Dans les coulisses du pouvoir, les cabinets fonctionnent comme des boîtes noires. Les conseillers n’aiment pas apparaître dans les médias, ni expliquer leur travail – ce qui renforce encore l’impression d’opacité. Contraints à un devoir de réserve lorsqu’ils sont en poste, ils ne sont pas beaucoup plus diserts une fois qu’ils ont quitté leur fonction. Certains ont malgré tout accepté de nous parler, après avoir servi sous l’ère Hollande, dans les ministères, à Matignon et à l’Élysée. Ils n’ont pas rempilé sous le nouveau pouvoir macroniste, même si d’anciens conseillers hollandais y croisent désormais des ex-conseillers sarkozystes (lire l’épisode 2, « Les technos paradent »). Le passage en cabinet est éprouvant : complexité des dossiers, stress, rapports de force… Les rythmes de travail crèvent largement le plafond des heures sup. « Pendant ma première année à Matignon, c’était du 9 heures - minuit tous les jours », se souvient Jérémie Pellet, conseiller économique de Manuel Valls pendant trois ans. À son arrivée, son nouveau bureau est vide, pas un classeur ne traîne sur les étagères. Ainsi le veut la tradition : quand un conseiller s’en va, il ne laisse rien derrière lui. « Mon prédécesseur m’avait pourtant laissé des dossiers avant de partir pour me faciliter la tâche, mais tout avait déjà été versé aux archives. Le secrétariat général du gouvernement m’a aidé à reprendre le fil des sujets en cours. »

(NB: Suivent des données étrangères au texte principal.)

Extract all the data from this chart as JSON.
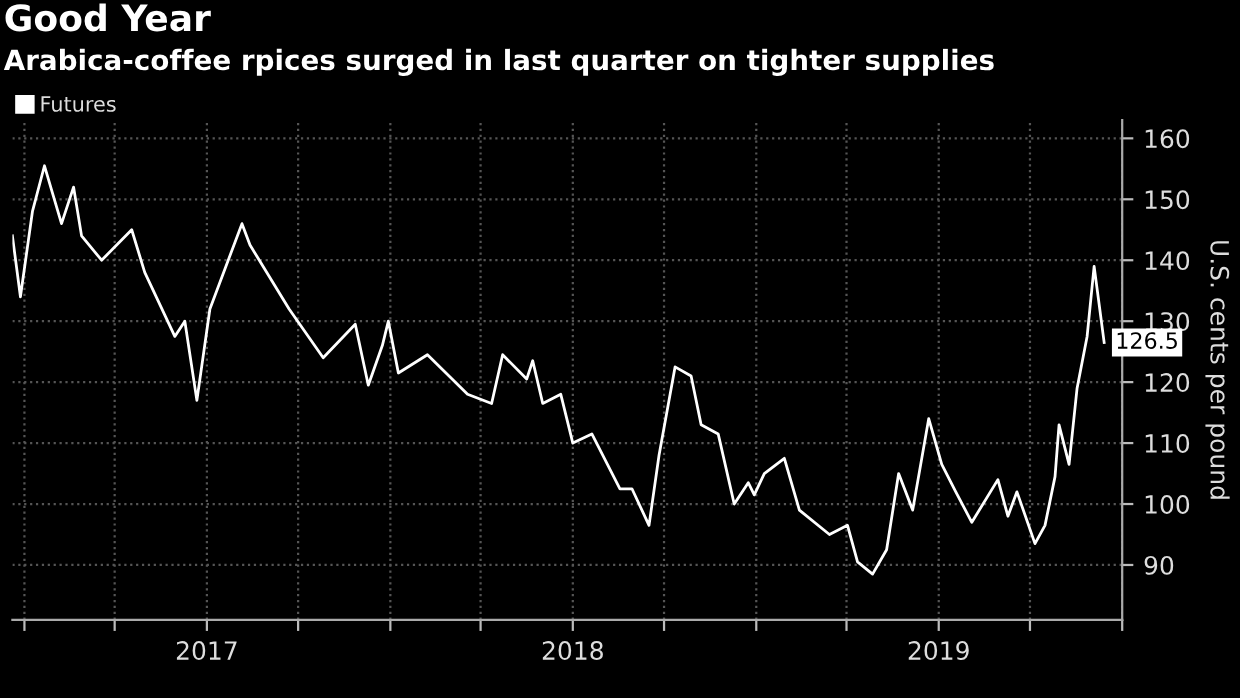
{
  "chart_data": {
    "type": "line",
    "title": "Good Year",
    "subtitle": "Arabica-coffee rpices surged in last quarter on tighter supplies",
    "ylabel": "U.S. cents per pound",
    "x": [
      "2016-12-20",
      "2016-12-28",
      "2017-01-09",
      "2017-01-21",
      "2017-01-29",
      "2017-02-07",
      "2017-02-19",
      "2017-02-27",
      "2017-03-19",
      "2017-04-18",
      "2017-05-01",
      "2017-05-31",
      "2017-06-10",
      "2017-06-22",
      "2017-07-05",
      "2017-08-06",
      "2017-08-14",
      "2017-09-22",
      "2017-10-26",
      "2017-11-27",
      "2017-12-10",
      "2017-12-24",
      "2017-12-30",
      "2018-01-09",
      "2018-02-07",
      "2018-03-19",
      "2018-04-12",
      "2018-04-23",
      "2018-05-17",
      "2018-05-23",
      "2018-06-02",
      "2018-06-20",
      "2018-07-02",
      "2018-07-21",
      "2018-08-18",
      "2018-08-30",
      "2018-09-16",
      "2018-09-26",
      "2018-10-12",
      "2018-10-28",
      "2018-11-07",
      "2018-11-24",
      "2018-12-10",
      "2018-12-24",
      "2018-12-30",
      "2019-01-09",
      "2019-01-29",
      "2019-02-13",
      "2019-03-15",
      "2019-04-02",
      "2019-04-12",
      "2019-04-27",
      "2019-05-11",
      "2019-05-23",
      "2019-06-06",
      "2019-06-22",
      "2019-07-05",
      "2019-07-19",
      "2019-08-04",
      "2019-08-30",
      "2019-09-09",
      "2019-09-18",
      "2019-10-06",
      "2019-10-16",
      "2019-10-26",
      "2019-10-30",
      "2019-11-09",
      "2019-11-17",
      "2019-11-27",
      "2019-12-04",
      "2019-12-10",
      "2019-12-14"
    ],
    "series": [
      {
        "name": "Futures",
        "color": "#ffffff",
        "values": [
          144,
          134,
          148,
          155.5,
          151,
          146,
          152,
          144,
          140,
          145,
          138,
          127.5,
          130,
          117,
          132,
          146,
          142.5,
          132,
          124,
          129.5,
          119.5,
          126,
          130,
          121.5,
          124.5,
          118,
          116.5,
          124.5,
          120.5,
          123.5,
          116.5,
          118,
          110,
          111.5,
          102.5,
          102.5,
          96.5,
          108,
          122.5,
          121,
          113,
          111.5,
          100,
          103.5,
          101.5,
          105,
          107.5,
          99,
          95,
          96.5,
          90.5,
          88.5,
          92.5,
          105,
          99,
          114,
          106.5,
          102,
          97,
          104,
          98,
          102,
          93.5,
          96.5,
          104.5,
          113,
          106.5,
          119,
          127.5,
          139,
          131.5,
          126.5
        ]
      }
    ],
    "annotations": [
      {
        "text": "126.5",
        "x": "2019-12-14",
        "y": 126.5
      }
    ],
    "xlim": [
      "2016-12-20",
      "2020-01-01"
    ],
    "ylim": [
      81,
      163
    ],
    "xticks": [
      {
        "value": "2017-01-01",
        "label": null
      },
      {
        "value": "2017-04-01",
        "label": null
      },
      {
        "value": "2017-07-02",
        "label": "2017"
      },
      {
        "value": "2017-10-01",
        "label": null
      },
      {
        "value": "2018-01-01",
        "label": null
      },
      {
        "value": "2018-04-01",
        "label": null
      },
      {
        "value": "2018-07-02",
        "label": "2018"
      },
      {
        "value": "2018-10-01",
        "label": null
      },
      {
        "value": "2019-01-01",
        "label": null
      },
      {
        "value": "2019-04-01",
        "label": null
      },
      {
        "value": "2019-07-02",
        "label": "2019"
      },
      {
        "value": "2019-10-01",
        "label": null
      },
      {
        "value": "2020-01-01",
        "label": null
      }
    ],
    "yticks": [
      90,
      100,
      110,
      120,
      130,
      140,
      150,
      160
    ],
    "grid": true,
    "legend": "top left",
    "line_style": "solid",
    "marker": "none"
  }
}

La disponibilité doit être de tous les instants. « L’esprit est occupé sept jours sur sept. Le week-end, il faut déjà préparer la semaine. On est sollicités sur des sujets beaucoup plus transversaux que dans une entreprise. C’est passionnant mais, à la longue, épuisant », se souvient cette conseillère passée par les cabinets hollandais, après avoir travaillé dans le privé. Appelée pour entrer au cabinet d’un ministre du gouvernement d’Édouard Philippe, elle a préféré décliner. « Le rythme est assez difficilement imaginable de l’extérieur. Ça ne s’arrête jamais. En particulier sur la communication, très liée à l’actualité et à l’événement », explique aux Jours l’ancien dircom de l’Élysée Gaspard Gantzer, qui a vite arrêté de compter les nuits blanches – et s’endormait souvent avec le téléphone sous l’oreiller, pour ne pas manquer un éventuel appel. Mais « être au service tout le temps, sans aucune limite, c’est le minimum pour un conseiller. Sans ça, il ne sert à rien », estime-t-il.
Être appelé en cabinet se refuse difficilement.